I always believe in the power of time. And how timely the universe map out our destiny for us. This afternoon, I realised my iTunes playlist that was shuffling all music, went through a couple of Chet Bakers. One that really hit hard on this shattered heart is, of course, “Time After Time”.
I used to be in love. Funnily, I wanted someone I can never comprehend why. Maybe it’s one of my brilliant theories of compatibility, and relationships. This person I wanted was the unattainable. Just because of how we are so different from each other, traits, behaviours, tastes, interests and also circumstances.

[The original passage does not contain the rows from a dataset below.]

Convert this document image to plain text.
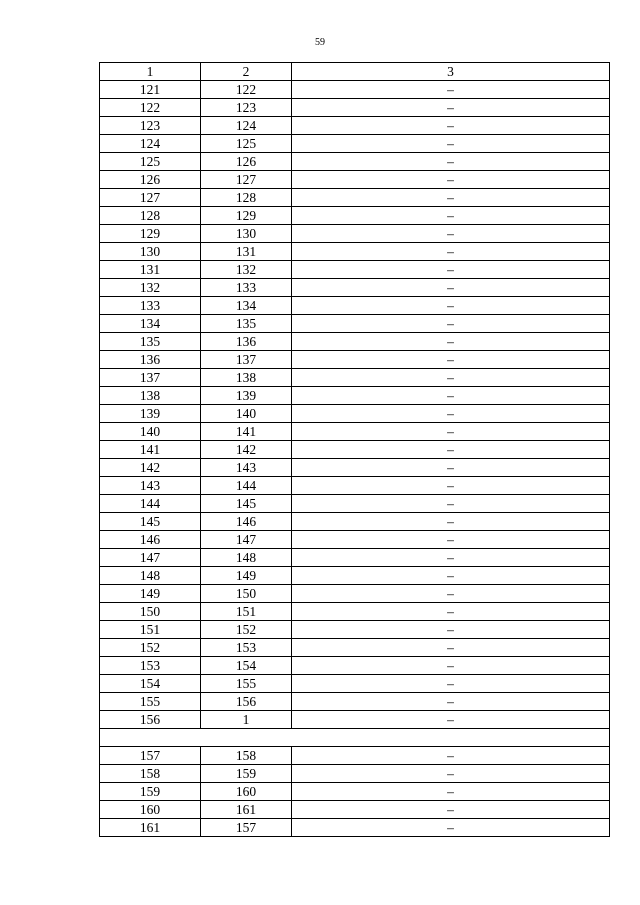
59
1	2	3
121	122	–
122	123	–
123	124	–
124	125	–
125	126	–
126	127	–
127	128	–
128	129	–
129	130	–
130	131	–
131	132	–
132	133	–
133	134	–
134	135	–
135	136	–
136	137	–
137	138	–
138	139	–
139	140	–
140	141	–
141	142	–
142	143	–
143	144	–
144	145	–
145	146	–
146	147	–
147	148	–
148	149	–
149	150	–
150	151	–
151	152	–
152	153	–
153	154	–
154	155	–
155	156	–
156	1	–

157	158	–
158	159	–
159	160	–
160	161	–
161	157	–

But I always thought you need someone, the opposite of who you are, to complement you.
I promised myself the weirdest thing, that this person will eventually come to realise that she is for me. I don’t know what made me think that. We discussed how she is not interested in me and we should remain friends. I tried over and over again to convince myself that not by any realities that this partnership will work. And my subconscious dreamt of her, over and over again, for the past two years.
But I told the universe I wanted her. And the universe (sort of) told her that she needed me. For the weirdest favours, in the oddest circumstances.
For example, after 2 years plus, I asked again for a second chance, for a date on a particular day. And she said, we have agreed to be friends and this cannot be led on anymore. The day came and she needed me for a favour and we end up meeting and spending the evening with friends.
But love, love is painful. In an ideal world, we can never be together.
What I need to do is to tell myself, this is not love. This can’t be love. How can you fall for someone who doesn’t have feelings for you, who you don’t really know, who might not love you as much as you love them, who might not be a great supporting partner for the person that you aspire to be?
This is not love.
Time after Time, I shall remind myself of that.
And please help remind myself too. So universe can send me someone else.